В то же время существует важное противоречие, которое будет объективно радикализировать политический Ислам как главную движущую силу арабской революционной волны в ближайшее десятилетие.
Значительная, а может и большая часть арабского социума, интегрированная в мировой рынок, является по своему характеру мелкобуржуазной или буржуазной, полусветской или светской. И в этом контексте, дальнейшее острейшее идеологическое столкновение между исламским и секуляристским трендами, по мере обострения региональной ситуации, практически неизбежно. В палестинском движении, например, борьба между ХАМАС и ФАТХ – это, по сути, антагонистическая идеологическая и политическая конфронтация.
«Турецкая модель» Эрдогана, в основе которой лежит модель постепенного переговорного согласования важнейших интересов между этими исламским и секуляристским направлениями достаточно специфична, и не везде в Исламском мире может стать образцом для эффективного подражания.
Во-вторых,
основная идеологическая конкуренция в ходе дальнейшего революционного процесса постепенно будет еще больше смещаться в сторону прямой политической конфронтации между умеренными фундаменталистами («Братья-мусульмане», умеренные салафитские течения и т. д.) и радикальными исламскими группами и течениями (джихадисты, такфиристы и т. д.). И это в полной мере проявилось в 2014–15 гг, когда на региональную политическую арену Большого Ближнего Востока выдвинулось ультрарадикальное «Исламское государство».Начавшийся в арабском мире революционный процесс уже вызвал существенный рост глобальной неопределенности. В обозримой перспективе региональный баланс сил на Большом Ближнем Востоке изменится настолько существенно, как не менялся на протяжении предшествующих ста лет. Соответственно принципиально новым станет здесь региональный политический пейзаж с его новыми неожиданными игроками.
Продолжающийся глобальный экономический кризис, безусловно, приведет к усилению радикального потенциала арабской революции. Почему Эрдоган, например, предельно осторожен в своей политике по отношению к феномену «Исламского государства»? Турецкий президент должен учитывать, что в стране быстро растет количество сторонников политической радикализации, в том числе и внутри правящей Партии справедливости и развития.
Почему бывший саудовский король Абдалла так резко изменил свое отношение к «Братьям-мусульманам» после начала арабской революции? Ведь до того Эр-Рияд рассматривал ихванов как мощную интеллектуальную и социальную силу в регионе, которая объективно являлась противовесом набиравшим силу секуляристским тенденциям не только странах Залива, но и во всем арабском регионе. Однако, на волне общеарабской революции высший истеблишмент Саудии увидел в ихванах прямых конкурентов и подрывную, революционную силу, направленную против арабских монархий.
Почему, несмотря на всю активность и все разнообразные попытки прозападных группировок в Исламском мире, ослабление секуляристской тенденции на Большом Ближнем Востоке продолжится, а влияние элитных групп, выступающих за реализацию нового общеисламского политического проекта, станет еще сильнее?
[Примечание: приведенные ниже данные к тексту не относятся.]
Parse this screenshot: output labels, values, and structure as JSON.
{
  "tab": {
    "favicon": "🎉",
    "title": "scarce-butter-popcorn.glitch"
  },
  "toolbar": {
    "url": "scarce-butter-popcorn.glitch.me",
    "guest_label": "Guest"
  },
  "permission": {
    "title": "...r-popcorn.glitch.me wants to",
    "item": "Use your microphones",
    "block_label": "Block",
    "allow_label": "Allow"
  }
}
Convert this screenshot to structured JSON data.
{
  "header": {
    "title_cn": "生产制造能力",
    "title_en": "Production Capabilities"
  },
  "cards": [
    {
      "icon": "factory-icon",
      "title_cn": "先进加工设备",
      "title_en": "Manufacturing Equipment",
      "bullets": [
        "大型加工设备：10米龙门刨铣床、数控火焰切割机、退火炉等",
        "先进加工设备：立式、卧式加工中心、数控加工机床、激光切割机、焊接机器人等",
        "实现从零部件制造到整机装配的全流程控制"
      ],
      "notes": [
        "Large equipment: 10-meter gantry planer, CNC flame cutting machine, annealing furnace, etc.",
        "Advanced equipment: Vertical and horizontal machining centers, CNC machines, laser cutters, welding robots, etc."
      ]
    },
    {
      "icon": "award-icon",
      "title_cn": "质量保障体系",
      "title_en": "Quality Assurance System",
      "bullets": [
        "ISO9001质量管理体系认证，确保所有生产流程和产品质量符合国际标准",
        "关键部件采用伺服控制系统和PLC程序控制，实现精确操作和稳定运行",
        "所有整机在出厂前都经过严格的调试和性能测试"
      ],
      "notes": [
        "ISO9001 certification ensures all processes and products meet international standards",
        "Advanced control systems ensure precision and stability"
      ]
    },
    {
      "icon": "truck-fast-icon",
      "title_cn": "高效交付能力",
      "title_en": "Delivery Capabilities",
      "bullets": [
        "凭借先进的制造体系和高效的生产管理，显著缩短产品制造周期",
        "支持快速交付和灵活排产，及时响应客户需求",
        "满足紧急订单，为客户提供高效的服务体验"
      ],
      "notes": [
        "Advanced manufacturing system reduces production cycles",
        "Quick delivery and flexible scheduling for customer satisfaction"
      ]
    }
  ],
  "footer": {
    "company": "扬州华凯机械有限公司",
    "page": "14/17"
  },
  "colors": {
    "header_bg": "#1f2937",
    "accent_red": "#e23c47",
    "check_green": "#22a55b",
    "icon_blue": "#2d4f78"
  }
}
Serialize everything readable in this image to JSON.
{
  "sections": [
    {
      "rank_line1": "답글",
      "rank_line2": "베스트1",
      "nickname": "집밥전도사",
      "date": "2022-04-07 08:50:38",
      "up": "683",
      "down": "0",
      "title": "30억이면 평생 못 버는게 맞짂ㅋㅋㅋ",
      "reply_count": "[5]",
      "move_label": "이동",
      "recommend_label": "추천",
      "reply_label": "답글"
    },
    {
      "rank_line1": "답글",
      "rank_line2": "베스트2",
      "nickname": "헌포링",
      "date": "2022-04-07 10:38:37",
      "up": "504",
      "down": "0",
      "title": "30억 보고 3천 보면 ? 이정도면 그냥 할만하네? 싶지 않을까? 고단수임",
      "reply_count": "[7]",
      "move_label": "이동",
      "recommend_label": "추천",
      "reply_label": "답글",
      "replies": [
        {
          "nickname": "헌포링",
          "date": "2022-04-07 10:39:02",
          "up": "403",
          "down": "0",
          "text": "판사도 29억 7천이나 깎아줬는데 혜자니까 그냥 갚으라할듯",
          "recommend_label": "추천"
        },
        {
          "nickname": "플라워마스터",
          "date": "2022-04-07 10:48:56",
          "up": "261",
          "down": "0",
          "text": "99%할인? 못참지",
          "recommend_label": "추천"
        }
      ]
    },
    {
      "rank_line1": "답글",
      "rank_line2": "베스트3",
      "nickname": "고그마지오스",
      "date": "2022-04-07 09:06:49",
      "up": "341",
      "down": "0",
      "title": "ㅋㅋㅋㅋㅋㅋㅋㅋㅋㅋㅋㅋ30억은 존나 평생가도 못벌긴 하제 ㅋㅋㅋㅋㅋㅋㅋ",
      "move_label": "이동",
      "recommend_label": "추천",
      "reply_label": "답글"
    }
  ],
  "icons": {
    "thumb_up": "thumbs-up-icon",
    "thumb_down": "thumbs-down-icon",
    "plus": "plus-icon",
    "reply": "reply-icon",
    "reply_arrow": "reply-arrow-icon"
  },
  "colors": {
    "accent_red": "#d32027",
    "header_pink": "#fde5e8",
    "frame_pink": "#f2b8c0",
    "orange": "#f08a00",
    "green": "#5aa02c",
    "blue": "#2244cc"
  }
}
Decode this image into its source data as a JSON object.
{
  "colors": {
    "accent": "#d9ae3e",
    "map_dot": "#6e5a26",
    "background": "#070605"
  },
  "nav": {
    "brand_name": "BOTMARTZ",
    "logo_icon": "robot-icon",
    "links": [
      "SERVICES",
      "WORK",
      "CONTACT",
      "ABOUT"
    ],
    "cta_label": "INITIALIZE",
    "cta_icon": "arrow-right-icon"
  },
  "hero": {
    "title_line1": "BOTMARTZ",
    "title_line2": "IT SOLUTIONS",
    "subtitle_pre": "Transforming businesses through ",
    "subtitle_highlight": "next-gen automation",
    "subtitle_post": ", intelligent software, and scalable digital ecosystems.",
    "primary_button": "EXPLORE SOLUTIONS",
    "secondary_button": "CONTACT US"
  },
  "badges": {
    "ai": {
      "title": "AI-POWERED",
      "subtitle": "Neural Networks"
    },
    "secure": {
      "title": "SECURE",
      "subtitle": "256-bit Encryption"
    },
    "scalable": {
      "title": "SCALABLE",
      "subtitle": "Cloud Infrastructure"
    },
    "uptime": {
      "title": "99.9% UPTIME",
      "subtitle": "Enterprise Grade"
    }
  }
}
Прежде всего, потому, что начавшаяся радикализация Исламского мира – объективный исторический процесс, который неизбежно продолжится.
Какие выводы отсюда следуют?
Во-первых,
системный кризис Большого Ближнего Востока даже в среднесрочной перспективе вряд ли будет разрешен. Причин для этого много, но главная заключается в том, что банальными, тривиальными технологиями и методами невозможно разрешить накопившийся огромный комплекс социальных, геополитических, экономических, религиозных, политических, идеологических, культурных противоречий на ББВ.Во-вторых,
общеарабская революция фактически уже похоронила региональную систему Сайкса-Пико. Поэтому исходить надо из того, что целый ряд искусственных государств вряд ли возродятся в своем прежнем обличии.А, соответственно, и, это, в-третьих,
начавшаяся в 90-е годы прошлого века форсированная, объективная деградация секуляристских и квазирелигиозных режимов, продемонстрировала принципиальную невозможность противостоять росту регионального системного кризиса.В-четвертых,
религиозный, духовный кризис на ББВ, до поры до времени скрывался под флером националистических эмоций, антиизраильских настроений и т. д. Но на фоне резкого роста стратегической неопределенности этот духовный кризис, суть которого может быть выражена простой фразой: «В чем смысл моей личной жизни, в условиях резких перемен, которые от меня не зависят?» – стал усиливаться даже в самых секуляризированных сегментах социума Исламского мира.